Como não poderia deixar de ser, João conduz sua abordagem do amor à questão da guarda dos mandamentos. A lei de Deus é a lei do amor, registrada em duas tábuas de pedra. A primeira contém quatro mandamentos que se aplicam ao nosso relacionamento com Deus (o quarto, todavia, inclui também o nosso próximo), e a segunda contém os seis últimos, que se aplicam ao próximo. Jesus sumariou as tábuas em dois mandamentos específicos: “Amarás o Senhor teu Deus...” e “ao teu próximo como a ti mesmo” (Mt 22:37-39). Todavia, como já comentado, à luz do próprio exemplo de Jesus, a injunção do amor ligada aos mandamentos dá um passo a frente: “amarás... como Eu amei” (Jo 13:33); isso, como visto, é mais do que “amarás como a ti mesmo.”


Em suas novas declarações, João apresenta algumas implicações da guarda dos mandamentos.

Primeiramente, a obediência é condição para que Deus atenda os pedidos que Lhe são dirigidos (3:22). Lembra-nos o Salmo 66:18: “Se eu no coração contemplara a vaidade, o Senhor não me teria ouvido”, e Provérbios 28:9: “O que desvia os seus ouvidos de ouvir a lei, até a sua oração será abominável.”

Segundo, a obediência é fruto do amor. Quem ama, guarda os mandamentos (5:2).

Terceiro, para aquele que ama, os mandamentos de Deus não são penosos (5:3), pois é próprio do amor mover quem ama a fazer a vontade daquele que é amado.

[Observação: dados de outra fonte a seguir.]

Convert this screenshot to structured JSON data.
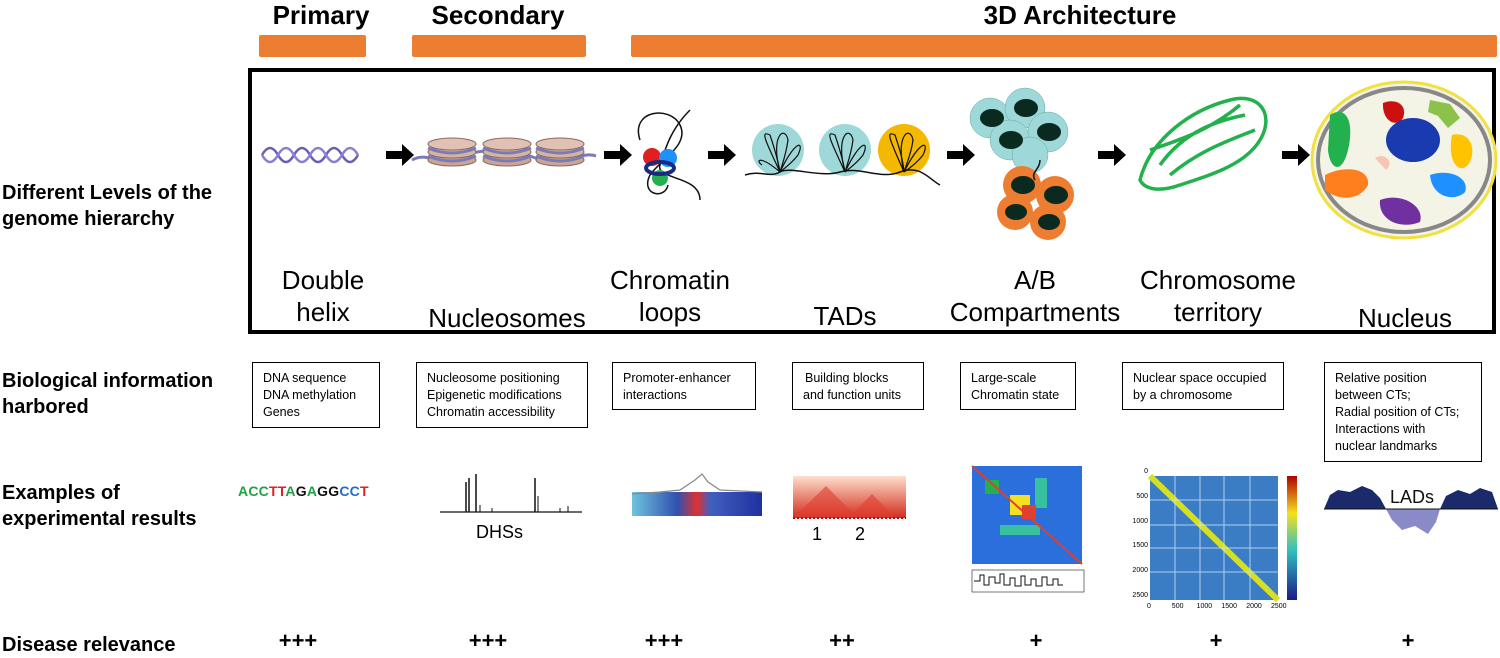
{
  "categories": [
    {
      "label": "Primary",
      "color": "#ED7D31"
    },
    {
      "label": "Secondary",
      "color": "#ED7D31"
    },
    {
      "label": "3D Architecture",
      "color": "#ED7D31"
    }
  ],
  "rows": {
    "levels": "Different Levels of the genome hierarchy",
    "levels_line1": "Different Levels of the",
    "levels_line2": "genome hierarchy",
    "info_line1": "Biological information",
    "info_line2": "harbored",
    "examples_line1": "Examples of",
    "examples_line2": "experimental results",
    "disease": "Disease relevance"
  },
  "levels": [
    {
      "line1": "Double",
      "line2": "helix"
    },
    {
      "line1": "",
      "line2": "Nucleosomes"
    },
    {
      "line1": "Chromatin",
      "line2": "loops"
    },
    {
      "line1": "",
      "line2": "TADs"
    },
    {
      "line1": "A/B",
      "line2": "Compartments"
    },
    {
      "line1": "Chromosome",
      "line2": "territory"
    },
    {
      "line1": "",
      "line2": "Nucleus"
    }
  ],
  "info": [
    [
      "DNA sequence",
      "DNA methylation",
      "Genes"
    ],
    [
      "Nucleosome positioning",
      "Epigenetic modifications",
      "Chromatin accessibility"
    ],
    [
      "Promoter-enhancer",
      "interactions"
    ],
    [
      "Building blocks",
      "and function units"
    ],
    [
      "Large-scale",
      "Chromatin state"
    ],
    [
      "Nuclear space occupied",
      "by a chromosome"
    ],
    [
      "Relative position",
      "between CTs;",
      "Radial position of CTs;",
      "Interactions with",
      "nuclear landmarks"
    ]
  ],
  "examples": {
    "dna_letters": [
      {
        "ch": "A",
        "color": "#22a045"
      },
      {
        "ch": "C",
        "color": "#22a045"
      },
      {
        "ch": "C",
        "color": "#22a045"
      },
      {
        "ch": "T",
        "color": "#e02020"
      },
      {
        "ch": "T",
        "color": "#e02020"
      },
      {
        "ch": "A",
        "color": "#22a045"
      },
      {
        "ch": "G",
        "color": "#111111"
      },
      {
        "ch": "A",
        "color": "#22a045"
      },
      {
        "ch": "G",
        "color": "#111111"
      },
      {
        "ch": "G",
        "color": "#111111"
      },
      {
        "ch": "C",
        "color": "#1e6fd0"
      },
      {
        "ch": "C",
        "color": "#1e6fd0"
      },
      {
        "ch": "T",
        "color": "#e02020"
      }
    ],
    "dhs_label": "DHSs",
    "tad_label_1": "1",
    "tad_label_2": "2",
    "lads_label": "LADs",
    "hic_ticks_y": [
      "0",
      "500",
      "1000",
      "1500",
      "2000",
      "2500"
    ],
    "hic_ticks_x": [
      "0",
      "500",
      "1000",
      "1500",
      "2000",
      "2500"
    ]
  },
  "disease": [
    "+++",
    "+++",
    "+++",
    "++",
    "+",
    "+",
    "+"
  ],
  "colors": {
    "accent": "#ED7D31",
    "green": "#22b14c",
    "teal": "#9fd8d8",
    "yellow": "#f5b800"
  }
}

João empregou o termo mandamento tanto na forma singular como plural. Ao usar a forma singular, ele faz referência ao “novo mandamento” dado por Jesus (2:7, 8 ― veja o comentário do dia 22 de julho), à injunção de crermos em Jesus (assunto da próxima lição) e de nos amarmos uns aos outros (3:23; 2Jo 5), à injunção de se amar a Deus e ao irmão na fé (4:21), à injunção de andar na verdade (2Jo 4), e à injunção que se andar no amor (v. 6).

Ao empregar a forma plural, “João pode ter indicado que o mandamento do amor se expressa na multiplicidade de mandamentos.” Em outras palavras, o amor a Deus, que igualmente envolve o amor ao próximo, requer obediência plena à Sua vontade.